Late nearly every night, Vicki Kipper says, she hears the roar of drivers racing outside her Highland Avenue home, occasionally punctuated by the crunch of a speeding car tearing the side mirror off a parked car.
"You hear them before you see them," said Kipper, who has lived on Highland for 26 years. "We also hear cars getting hit all the time out here."
During the day, Highland is one of the busiest arteries in Los Angeles, with stop-and-go traffic funneling into the business district north of Melrose Avenue and the residential area of Hancock Park to the south.
But once the crush lifts after 8 p.m., speeding vehicles use a nearly three-mile stretch between Sunset and Wilshire boulevards as an impromptu racetrack, according to Highland residents and local officials.

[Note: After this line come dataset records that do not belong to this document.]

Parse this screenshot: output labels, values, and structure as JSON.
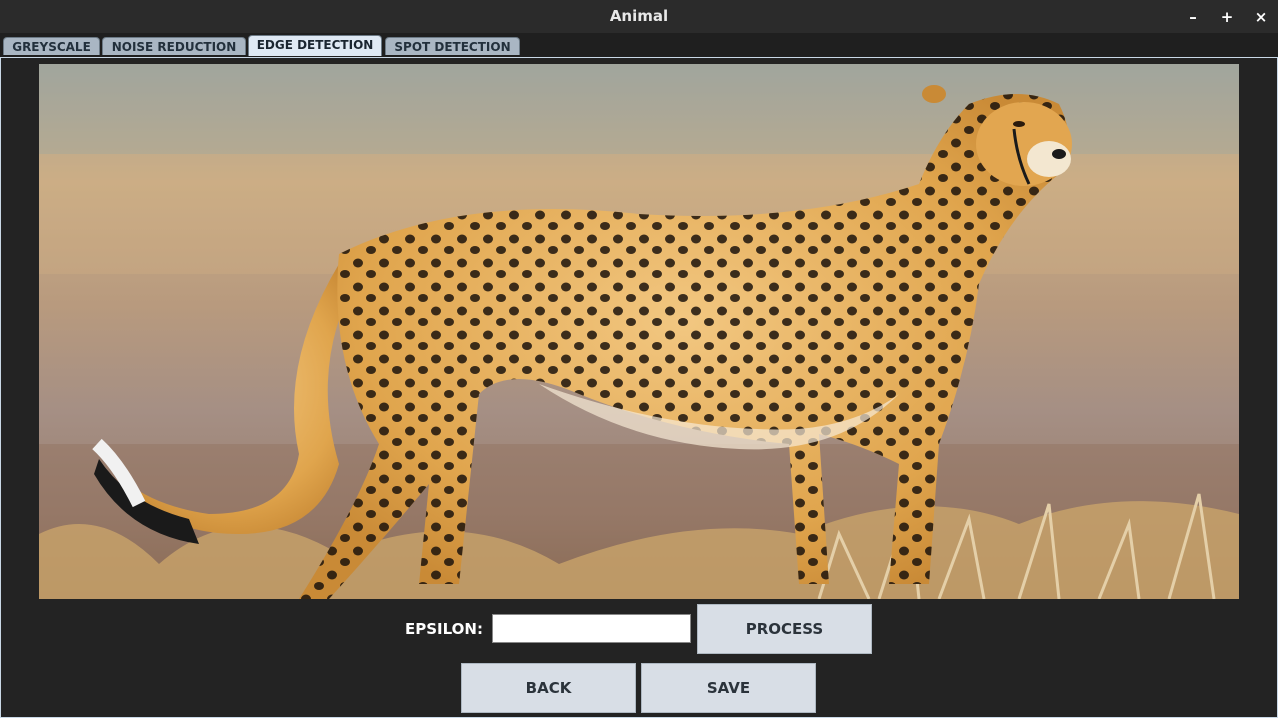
{
  "window": {
    "title": "Animal",
    "minimize": "–",
    "maximize": "+",
    "close": "×"
  },
  "tabs": [
    {
      "label": "GREYSCALE",
      "active": false
    },
    {
      "label": "NOISE REDUCTION",
      "active": false
    },
    {
      "label": "EDGE DETECTION",
      "active": true
    },
    {
      "label": "SPOT DETECTION",
      "active": false
    }
  ],
  "image": {
    "subject": "cheetah"
  },
  "controls": {
    "epsilon_label": "EPSILON:",
    "epsilon_value": "",
    "process_label": "PROCESS",
    "back_label": "BACK",
    "save_label": "SAVE"
  },
  "colors": {
    "window_bg": "#1f1f1f",
    "tab_active": "#dfe9f4",
    "tab_inactive": "#a9b6c3",
    "button_bg": "#d8dee6"
  }
}
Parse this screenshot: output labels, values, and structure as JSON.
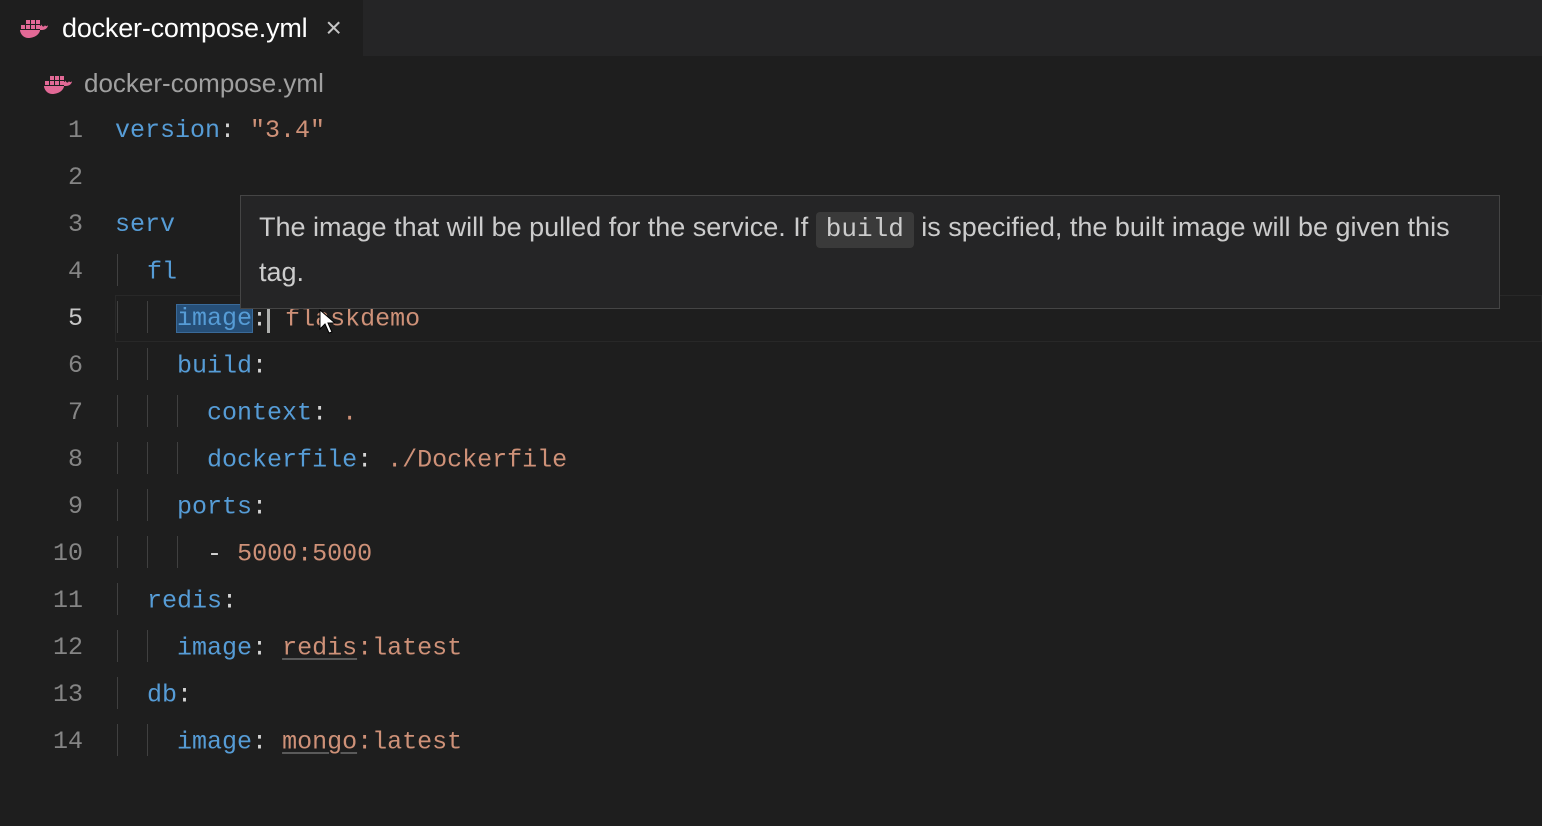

Taking advantage of traffic lights that seem to be perpetually green and encouraged by the rare sight of Los Angeles streets empty of police and gridlocked cars, drivers sometimes burn rubber at up to 70 mph on the street, which is posted for 40 mph, residents said.
At times, drivers rushing north toward the Hollywood Freeway or heading south after a few drinks at the bars on Sunset spontaneously begin racing other cars. And although police said Highland racing is nothing like the organized events in the San Fernando Valley that can draw hundreds of spectators, both can have disastrous consequences.
Police believe Carlos Steven John, 21, was racing while drunk when he smashed his BMW into two cars early Saturday at Highland and Sunset, killing the driver and passenger of one car and injuring the driver of the second. John, of Los Angeles, now faces at least one murder charge.
But the problem is not isolated to young drivers of flashy sports cars. Resident Anthony Filosa, 67, said he has seen tour buses and trucks well over Highland's 6,000-pound weight limit barrel down the street.
After a decade of work revitalizing Hollywood, the crowds flocking to the area now party harder, stay out later and drive faster, said Councilman Tom LaBonge, whose district includes the area.
"It's no longer a town that goes to bed at 10 at night," LaBonge said. "In the middle of the night, people do dumb things."
The city has built three traffic islands in recent years to make Highland look narrower, hoping to dissuade nighttime drivers who speed at the sight of a wide, open expanse, LaBonge said.